Jesus was not a soothsayer. That is, Jesus did not predict or outline some future. There is not hidden in the words, teachings, or actions of Jesus some hints or clues concerning the European Union, the United States, or any of the world wars. God didn’t want to be mysterious and force us to be word and symbol detectives. God sent Jesus for quite the opposite…so we might clearly know God better.
Too often Christians see things in scripture and in Jesus that simply are not there. Jesus was addressing those around him when he spoke. He was teaching his disciples and the crowds gathered on mountains, near waters, and on the plain.
Matthew, Mark, Luke and John were not writing what they envisioned as sacred scripture to be read for hundreds upon hundreds of years. As time passed those who were eye-witnesses to Jesus were dying off. No doubt there was a sense that Jesus, as we can see Paul anticipating, was not returning as quickly as anticipated. The teachings, life, death, and resurrection of Jesus needed, then, to be written down for current followers and for however many generations the world had to come until Jesus’ return.
Jesus followed in the tradition of the Old Testament prophets. They too were less about predicting some future and more about looking around and calling the present for what it was. Why are those armies coming to Jerusalem? Because you have been unfaithful was the prophets’ insight. It didn’t take a fortune teller or military strategist to look around and see the future as a nation was not too bright with powerful armies heading their way.
This is much like Dr. Martin Luther King, Jr. One the eve of his assassination he said he might not get to the mountain with those in the Civil Rights movement. He was well aware of the many threats against him, the attack on his family, and the very precarious life he was living. Again, one need not be a reader of palms to know it was quite possible if not even quite likely he would be killed. He looked around and called the present for what it was. There were no premonitions about time, place, or circumstances; just reality.

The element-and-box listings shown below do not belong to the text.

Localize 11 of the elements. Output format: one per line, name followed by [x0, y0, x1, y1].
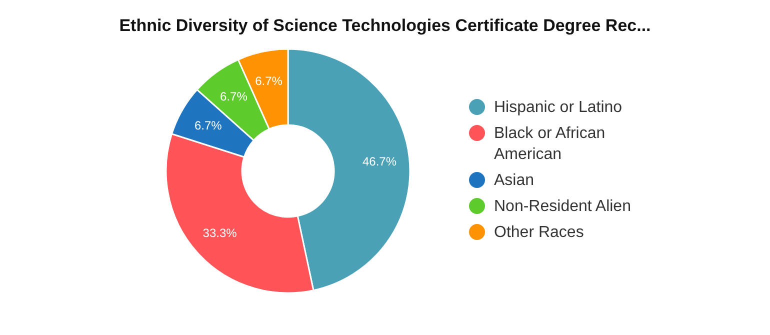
data-label: 6.7%: [220, 90, 248, 104]
data-label: 6.7%: [255, 74, 283, 88]
data-label: 33.3%: [202, 226, 238, 240]
legend-label: Black or African American: [494, 124, 606, 162]
legend-label: Non-Resident Alien: [494, 198, 631, 214]
legend-label: Hispanic or Latino: [494, 98, 622, 116]
legend-label: Asian: [494, 172, 534, 188]
data-label: 46.7%: [362, 154, 397, 168]
legend-label: Other Races: [494, 224, 584, 240]
data-label: 6.7%: [194, 118, 222, 132]
chart-title: Ethnic Diversity of Science Technologies Certificate Degree Rec...: [119, 16, 651, 35]
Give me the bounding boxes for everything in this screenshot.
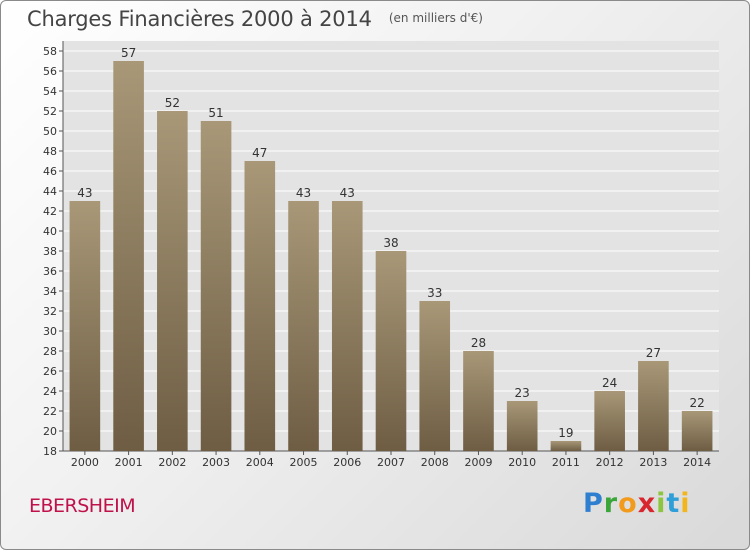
data-label: 52 xyxy=(165,96,180,110)
y-tick-label: 18 xyxy=(43,445,57,458)
y-tick-label: 52 xyxy=(43,105,57,118)
data-label: 51 xyxy=(208,106,223,120)
data-label: 47 xyxy=(252,146,267,160)
y-tick-label: 40 xyxy=(43,225,57,238)
logo-letter: r xyxy=(603,488,619,519)
x-tick-label: 2013 xyxy=(639,456,667,469)
y-tick-label: 50 xyxy=(43,125,57,138)
bar xyxy=(331,201,363,451)
y-tick-label: 32 xyxy=(43,305,57,318)
x-tick-label: 2014 xyxy=(683,456,711,469)
bar xyxy=(375,251,407,451)
logo-letter: t xyxy=(666,488,681,519)
y-tick-label: 46 xyxy=(43,165,57,178)
chart-title: Charges Financières 2000 à 2014 xyxy=(27,7,372,31)
y-tick-label: 38 xyxy=(43,245,57,258)
commune-name: EBERSHEIM xyxy=(29,495,136,517)
y-tick-label: 58 xyxy=(43,45,57,58)
x-tick-label: 2011 xyxy=(552,456,580,469)
x-tick-label: 2004 xyxy=(246,456,274,469)
data-label: 57 xyxy=(121,46,136,60)
y-tick-label: 28 xyxy=(43,345,57,358)
y-tick-label: 42 xyxy=(43,205,57,218)
data-label: 27 xyxy=(646,346,661,360)
bar xyxy=(200,121,232,451)
bar xyxy=(113,61,144,451)
bar xyxy=(288,201,319,451)
bar xyxy=(638,361,669,451)
logo-letter: i xyxy=(680,488,691,519)
data-label: 38 xyxy=(383,236,398,250)
x-tick-label: 2002 xyxy=(158,456,186,469)
logo-letter: i xyxy=(656,488,667,519)
y-tick-label: 36 xyxy=(43,265,57,278)
bar xyxy=(594,391,625,451)
logo-letter: o xyxy=(618,488,638,519)
x-tick-label: 2009 xyxy=(464,456,492,469)
y-tick-label: 44 xyxy=(43,185,57,198)
bar xyxy=(157,111,188,451)
x-tick-label: 2001 xyxy=(115,456,143,469)
x-tick-label: 2007 xyxy=(377,456,405,469)
data-label: 19 xyxy=(558,426,573,440)
proxiti-logo: Proxiti xyxy=(583,488,691,519)
data-label: 22 xyxy=(689,396,704,410)
bar xyxy=(681,411,713,451)
x-tick-label: 2008 xyxy=(421,456,449,469)
bar xyxy=(550,441,582,451)
y-tick-label: 20 xyxy=(43,425,57,438)
data-label: 43 xyxy=(340,186,355,200)
logo-letter: P xyxy=(583,488,604,519)
logo-letter: x xyxy=(637,488,657,519)
data-label: 43 xyxy=(296,186,311,200)
y-tick-label: 48 xyxy=(43,145,57,158)
data-label: 24 xyxy=(602,376,617,390)
x-tick-label: 2003 xyxy=(202,456,230,469)
x-tick-label: 2000 xyxy=(71,456,99,469)
bar xyxy=(69,201,101,451)
data-label: 23 xyxy=(515,386,530,400)
x-tick-label: 2010 xyxy=(508,456,536,469)
y-tick-label: 22 xyxy=(43,405,57,418)
bar xyxy=(419,301,451,451)
title-row: Charges Financières 2000 à 2014 (en mill… xyxy=(27,7,483,31)
y-tick-label: 24 xyxy=(43,385,57,398)
chart-subtitle: (en milliers d'€) xyxy=(388,11,483,25)
y-tick-label: 26 xyxy=(43,365,57,378)
bar xyxy=(506,401,538,451)
y-tick-label: 56 xyxy=(43,65,57,78)
x-tick-label: 2005 xyxy=(290,456,318,469)
y-tick-label: 30 xyxy=(43,325,57,338)
bar xyxy=(463,351,494,451)
data-label: 28 xyxy=(471,336,486,350)
x-tick-label: 2006 xyxy=(333,456,361,469)
y-tick-label: 34 xyxy=(43,285,57,298)
x-tick-label: 2012 xyxy=(596,456,624,469)
y-tick-label: 54 xyxy=(43,85,57,98)
data-label: 33 xyxy=(427,286,442,300)
data-label: 43 xyxy=(77,186,92,200)
bar xyxy=(244,161,276,451)
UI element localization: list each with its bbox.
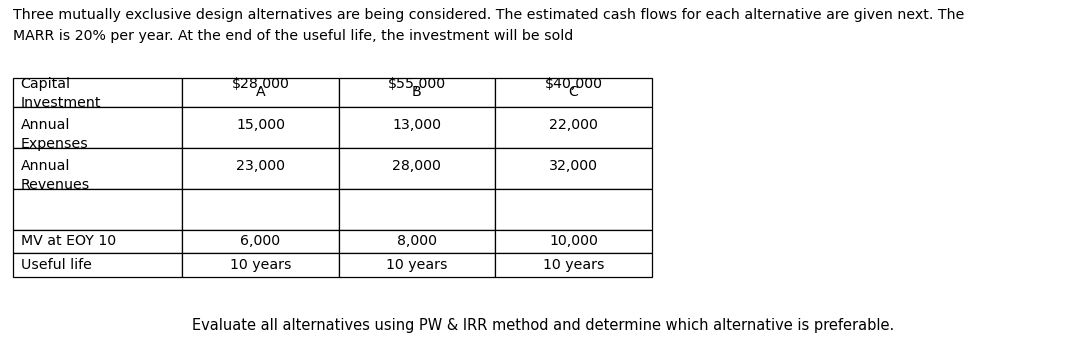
Text: Capital
Investment: Capital Investment: [21, 77, 101, 110]
Bar: [13, 78, 182, 107]
Text: 32,000: 32,000: [548, 159, 598, 173]
Bar: [495, 78, 652, 107]
Text: Evaluate all alternatives using PW & IRR method and determine which alternative : Evaluate all alternatives using PW & IRR…: [192, 318, 894, 333]
Text: $40,000: $40,000: [544, 77, 603, 91]
Bar: [182, 78, 339, 107]
Bar: [495, 230, 652, 253]
Text: Annual
Expenses: Annual Expenses: [21, 118, 88, 151]
Bar: [495, 253, 652, 277]
Bar: [13, 253, 182, 277]
Bar: [495, 107, 652, 148]
Bar: [495, 189, 652, 230]
Text: Annual
Revenues: Annual Revenues: [21, 159, 90, 191]
Text: 10,000: 10,000: [548, 234, 597, 249]
Text: C: C: [568, 85, 579, 100]
Bar: [13, 189, 182, 230]
Bar: [182, 189, 339, 230]
Text: MARR is 20% per year. At the end of the useful life, the investment will be sold: MARR is 20% per year. At the end of the …: [13, 29, 573, 43]
Text: 10 years: 10 years: [230, 258, 291, 272]
Bar: [182, 253, 339, 277]
Bar: [339, 78, 495, 107]
Text: A: A: [255, 85, 265, 100]
Bar: [495, 148, 652, 189]
Text: $28,000: $28,000: [231, 77, 289, 91]
Bar: [339, 189, 495, 230]
Text: 23,000: 23,000: [236, 159, 285, 173]
Text: 10 years: 10 years: [387, 258, 447, 272]
Bar: [182, 148, 339, 189]
Text: 10 years: 10 years: [543, 258, 604, 272]
Text: 15,000: 15,000: [236, 118, 285, 132]
Text: Useful life: Useful life: [21, 258, 91, 272]
Bar: [339, 230, 495, 253]
Text: Three mutually exclusive design alternatives are being considered. The estimated: Three mutually exclusive design alternat…: [13, 8, 964, 22]
Bar: [339, 148, 495, 189]
Bar: [182, 107, 339, 148]
Text: 28,000: 28,000: [392, 159, 441, 173]
Text: MV at EOY 10: MV at EOY 10: [21, 234, 116, 249]
Bar: [182, 230, 339, 253]
Text: B: B: [412, 85, 421, 100]
Bar: [339, 253, 495, 277]
Text: 6,000: 6,000: [240, 234, 280, 249]
Bar: [13, 230, 182, 253]
Text: 22,000: 22,000: [548, 118, 597, 132]
Text: 8,000: 8,000: [396, 234, 437, 249]
Bar: [13, 148, 182, 189]
Text: 13,000: 13,000: [392, 118, 441, 132]
Text: $55,000: $55,000: [388, 77, 446, 91]
Bar: [339, 107, 495, 148]
Bar: [13, 107, 182, 148]
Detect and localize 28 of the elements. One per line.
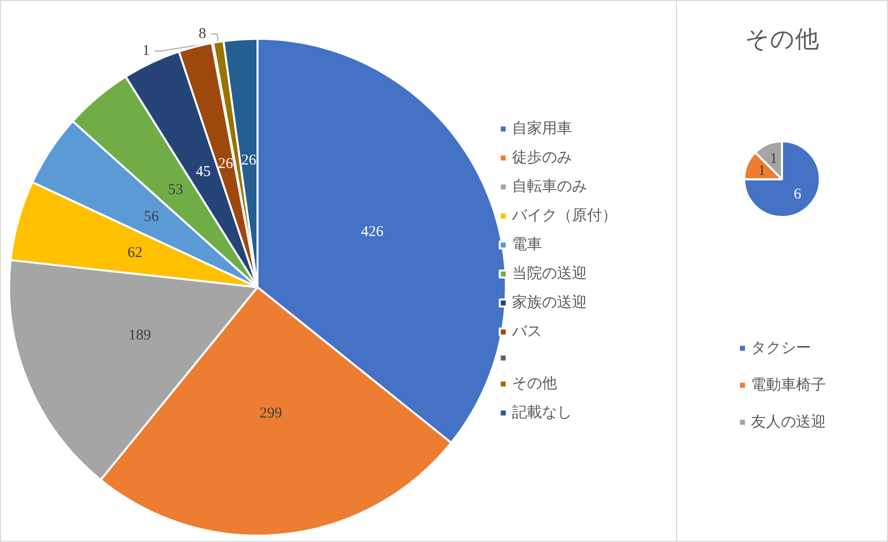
data-label: 56 [144,209,160,226]
legend-label: 友人の送迎 [751,413,826,430]
data-label: 299 [260,406,282,422]
data-label: 26 [241,152,257,168]
legend-label: バス [510,324,542,340]
legend-label: 電車 [512,236,542,253]
data-label: 45 [196,164,211,180]
data-label: 1 [770,150,778,167]
chart-title: その他 [745,27,819,53]
legend-label: 当院の送迎 [512,265,587,282]
legend-label: タクシー [751,340,811,356]
data-label: 1 [758,162,766,179]
data-label: 62 [128,244,143,261]
legend-label: 記載なし [512,404,572,421]
legend-label: 家族の送迎 [512,294,587,311]
legend-label: 自家用車 [512,120,572,137]
data-label: 53 [168,182,184,198]
data-label: 6 [794,186,802,203]
data-label: 26 [218,156,234,172]
data-label: 1 [142,43,150,60]
legend-label: 徒歩のみ [512,149,572,166]
legend-label: 電動車椅子 [751,376,826,394]
legend-label: バイク（原付） [510,208,617,224]
data-label: 189 [128,327,152,344]
data-label: 426 [360,224,384,240]
legend-label: その他 [512,375,557,392]
data-label: 8 [198,26,206,42]
legend-label: 自転車のみ [512,178,587,195]
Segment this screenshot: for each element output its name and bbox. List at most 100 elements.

Jesus, instead of being a soothsayer of some type or another was instead one who provided orientation in his teachings. Jesus was, more or less, telling people if they wanted to be those who live and do as God wishes now in their lives, this is how you must live, these are the things that matter to God, and here is the way God intends you to live.
This means in our own day we do not have to read tea leaves, look for signs in the news, the weather, or natural occurrences. We may anticipate and plan for the future in some ways, but we cannot predict it. I have noticed over the years one thing most prognosticators have in common is that when the future they once predicted arrives, it is rarely as they described it would be. I remember the Ford and General Motors exhibits at the New York World’s Fair in the early 1960’s. I am still waiting to see the cars they predicted we would have had long before now.
Instead of looking for scriptural signs to foretell our time, we are much better off reading scripture, listening to Jesus, and working to implement in our own lives the teaching of Jesus in our own present. Doing so will not predict our future, but it may make it more meaningful for us and those who are and will be around us.
I have no idea if Martin Luther actually said he would plant a tree today should he somehow know the world was ending tomorrow. I do know that is a good example of what I have been trying to say in this writing. Whatever the future holds, let it find us as those in our present trying to follow Jesus to the best of our efforts.